Background: The major allergenic component of bee venom is phospholipase A2 (PLA2).
Methods: In this study, PLA2 was used to analyze and enrich PLA2-binding cells from peripheral blood by high gradient magnetic cell sorting.
Results: In normal donors, the frequency of allergen (PLA2)-binding cells among peripheral blood mononuclear cells (PBMC) as determined by flow cytometry is below 0.1%, whereas in bee-venom-allergic patients, PLA2-binding cells are readily detectable at frequencies of up to 2.3%. In severely bee-venom-allergic patients, many basophilic granulocytes are present, as defined by anti-CD9, CD25, and CD38 mAb, comprising up to 95% of the PLA2-binding cells.

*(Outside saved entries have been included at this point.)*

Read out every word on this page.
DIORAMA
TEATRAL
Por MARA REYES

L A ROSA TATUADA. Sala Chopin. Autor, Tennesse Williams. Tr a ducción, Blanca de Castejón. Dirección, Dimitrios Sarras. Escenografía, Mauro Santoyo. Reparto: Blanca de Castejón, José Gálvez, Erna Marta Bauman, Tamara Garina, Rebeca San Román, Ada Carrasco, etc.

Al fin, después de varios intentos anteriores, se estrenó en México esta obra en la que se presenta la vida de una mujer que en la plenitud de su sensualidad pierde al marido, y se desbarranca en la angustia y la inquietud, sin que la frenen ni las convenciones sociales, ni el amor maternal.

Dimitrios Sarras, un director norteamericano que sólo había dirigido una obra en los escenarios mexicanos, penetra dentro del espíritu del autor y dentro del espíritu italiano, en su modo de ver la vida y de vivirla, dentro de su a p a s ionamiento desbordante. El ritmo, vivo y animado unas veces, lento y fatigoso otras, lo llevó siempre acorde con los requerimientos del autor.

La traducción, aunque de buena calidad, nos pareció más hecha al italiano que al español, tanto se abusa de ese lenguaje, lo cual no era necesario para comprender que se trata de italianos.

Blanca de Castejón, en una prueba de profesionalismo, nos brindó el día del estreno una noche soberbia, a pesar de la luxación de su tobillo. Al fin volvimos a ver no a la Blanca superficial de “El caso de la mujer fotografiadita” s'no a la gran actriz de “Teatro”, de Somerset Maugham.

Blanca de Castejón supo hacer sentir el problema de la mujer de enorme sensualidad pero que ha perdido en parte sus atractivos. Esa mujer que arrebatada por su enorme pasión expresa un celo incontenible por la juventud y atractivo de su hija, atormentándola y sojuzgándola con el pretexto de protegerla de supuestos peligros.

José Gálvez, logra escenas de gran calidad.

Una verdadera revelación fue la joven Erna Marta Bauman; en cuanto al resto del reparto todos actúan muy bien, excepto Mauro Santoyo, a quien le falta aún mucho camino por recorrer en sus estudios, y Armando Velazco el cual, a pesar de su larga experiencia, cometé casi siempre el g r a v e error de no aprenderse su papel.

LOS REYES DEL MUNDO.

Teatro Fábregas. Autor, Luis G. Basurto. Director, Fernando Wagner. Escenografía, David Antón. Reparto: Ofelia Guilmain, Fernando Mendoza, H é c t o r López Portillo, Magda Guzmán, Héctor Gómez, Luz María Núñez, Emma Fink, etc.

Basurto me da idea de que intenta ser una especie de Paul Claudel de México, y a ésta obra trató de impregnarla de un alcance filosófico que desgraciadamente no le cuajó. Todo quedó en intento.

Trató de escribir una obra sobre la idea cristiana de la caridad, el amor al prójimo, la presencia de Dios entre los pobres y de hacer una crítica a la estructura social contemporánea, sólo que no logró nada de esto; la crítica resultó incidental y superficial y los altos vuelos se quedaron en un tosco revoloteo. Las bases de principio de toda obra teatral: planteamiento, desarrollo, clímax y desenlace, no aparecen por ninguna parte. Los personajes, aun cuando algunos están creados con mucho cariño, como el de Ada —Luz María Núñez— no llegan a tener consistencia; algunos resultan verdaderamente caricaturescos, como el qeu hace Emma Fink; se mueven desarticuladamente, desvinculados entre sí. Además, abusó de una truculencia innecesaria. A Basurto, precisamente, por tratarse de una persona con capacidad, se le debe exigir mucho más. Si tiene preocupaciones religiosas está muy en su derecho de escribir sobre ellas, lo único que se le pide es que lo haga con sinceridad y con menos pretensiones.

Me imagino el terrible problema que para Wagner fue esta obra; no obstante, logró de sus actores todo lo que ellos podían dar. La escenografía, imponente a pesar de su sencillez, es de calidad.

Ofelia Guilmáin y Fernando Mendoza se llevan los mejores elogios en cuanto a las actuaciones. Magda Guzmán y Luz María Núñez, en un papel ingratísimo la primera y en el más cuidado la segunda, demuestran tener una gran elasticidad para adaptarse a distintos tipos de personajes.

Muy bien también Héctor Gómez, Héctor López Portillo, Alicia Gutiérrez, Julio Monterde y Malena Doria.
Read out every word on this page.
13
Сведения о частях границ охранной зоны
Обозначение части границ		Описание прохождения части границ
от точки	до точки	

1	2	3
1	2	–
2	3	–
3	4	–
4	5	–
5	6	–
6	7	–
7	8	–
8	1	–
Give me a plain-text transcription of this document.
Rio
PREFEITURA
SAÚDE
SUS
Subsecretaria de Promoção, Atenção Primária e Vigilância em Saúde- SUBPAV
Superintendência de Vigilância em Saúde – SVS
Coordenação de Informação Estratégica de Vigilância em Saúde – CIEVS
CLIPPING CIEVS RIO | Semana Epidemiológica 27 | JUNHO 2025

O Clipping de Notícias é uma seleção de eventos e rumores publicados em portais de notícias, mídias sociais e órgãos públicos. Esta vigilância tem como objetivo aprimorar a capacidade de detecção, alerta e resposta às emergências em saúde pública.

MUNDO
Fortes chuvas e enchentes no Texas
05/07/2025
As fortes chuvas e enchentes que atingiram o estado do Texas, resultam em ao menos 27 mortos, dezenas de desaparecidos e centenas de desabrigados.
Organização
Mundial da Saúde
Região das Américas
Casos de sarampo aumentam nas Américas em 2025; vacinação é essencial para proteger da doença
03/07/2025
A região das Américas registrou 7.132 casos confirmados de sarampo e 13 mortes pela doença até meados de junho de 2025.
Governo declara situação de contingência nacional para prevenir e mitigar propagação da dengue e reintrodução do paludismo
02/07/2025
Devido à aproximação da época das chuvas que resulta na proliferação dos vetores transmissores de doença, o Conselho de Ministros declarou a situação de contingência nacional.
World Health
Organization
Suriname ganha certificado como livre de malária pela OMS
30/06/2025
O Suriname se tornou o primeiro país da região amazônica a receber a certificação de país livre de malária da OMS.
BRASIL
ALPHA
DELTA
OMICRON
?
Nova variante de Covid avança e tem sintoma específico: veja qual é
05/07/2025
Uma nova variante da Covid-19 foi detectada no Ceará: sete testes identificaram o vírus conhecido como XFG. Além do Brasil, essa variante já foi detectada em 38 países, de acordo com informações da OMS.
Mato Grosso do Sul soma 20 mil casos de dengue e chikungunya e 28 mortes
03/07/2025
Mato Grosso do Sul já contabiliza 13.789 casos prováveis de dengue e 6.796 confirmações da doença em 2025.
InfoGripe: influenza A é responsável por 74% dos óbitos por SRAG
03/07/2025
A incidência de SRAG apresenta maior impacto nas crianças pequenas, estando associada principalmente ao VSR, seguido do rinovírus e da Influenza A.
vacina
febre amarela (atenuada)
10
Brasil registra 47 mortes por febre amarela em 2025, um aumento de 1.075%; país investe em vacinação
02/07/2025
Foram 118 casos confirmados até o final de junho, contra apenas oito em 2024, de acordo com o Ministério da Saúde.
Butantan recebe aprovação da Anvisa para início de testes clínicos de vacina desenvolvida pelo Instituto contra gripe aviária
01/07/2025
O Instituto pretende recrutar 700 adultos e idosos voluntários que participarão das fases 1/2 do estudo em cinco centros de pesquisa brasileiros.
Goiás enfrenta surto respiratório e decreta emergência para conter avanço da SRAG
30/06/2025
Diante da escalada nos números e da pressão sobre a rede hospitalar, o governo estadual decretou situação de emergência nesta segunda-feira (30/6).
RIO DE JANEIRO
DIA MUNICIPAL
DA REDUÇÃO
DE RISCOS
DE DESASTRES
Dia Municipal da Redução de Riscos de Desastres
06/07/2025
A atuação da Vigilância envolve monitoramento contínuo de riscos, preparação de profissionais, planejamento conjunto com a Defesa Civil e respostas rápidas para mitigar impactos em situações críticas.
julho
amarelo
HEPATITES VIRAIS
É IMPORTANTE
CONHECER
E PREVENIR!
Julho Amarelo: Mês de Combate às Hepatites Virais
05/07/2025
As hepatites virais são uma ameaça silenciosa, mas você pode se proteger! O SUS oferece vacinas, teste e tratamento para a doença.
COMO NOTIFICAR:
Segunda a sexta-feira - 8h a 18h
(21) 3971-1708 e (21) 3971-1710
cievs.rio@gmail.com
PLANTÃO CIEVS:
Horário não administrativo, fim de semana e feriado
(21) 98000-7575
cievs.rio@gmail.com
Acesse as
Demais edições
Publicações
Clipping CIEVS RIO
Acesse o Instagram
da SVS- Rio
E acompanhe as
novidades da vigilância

From blood of allergic and normal donors, about equal absolute numbers of allergen-binding CD19/21-positive B cells can be enriched. Severe anaphylactic reactions (Mueller grade IV) and failure of or adverse reactions during immunotherapy are associated with high numbers of circulating allergen-binding basophils. Interestingly, in the patients studied, the number of PLA2-binding basophilic granulocytes did not markedly change during rush immunotherapy and up to 6 months of maintenance immunotherapy.
Conclusions: The specific and reproducible enrichment of PLA2-binding cells provides a new tool for the analysis and monitoring of effector cells in bee-venom-allergic patients with immediate-type hypersensitivity.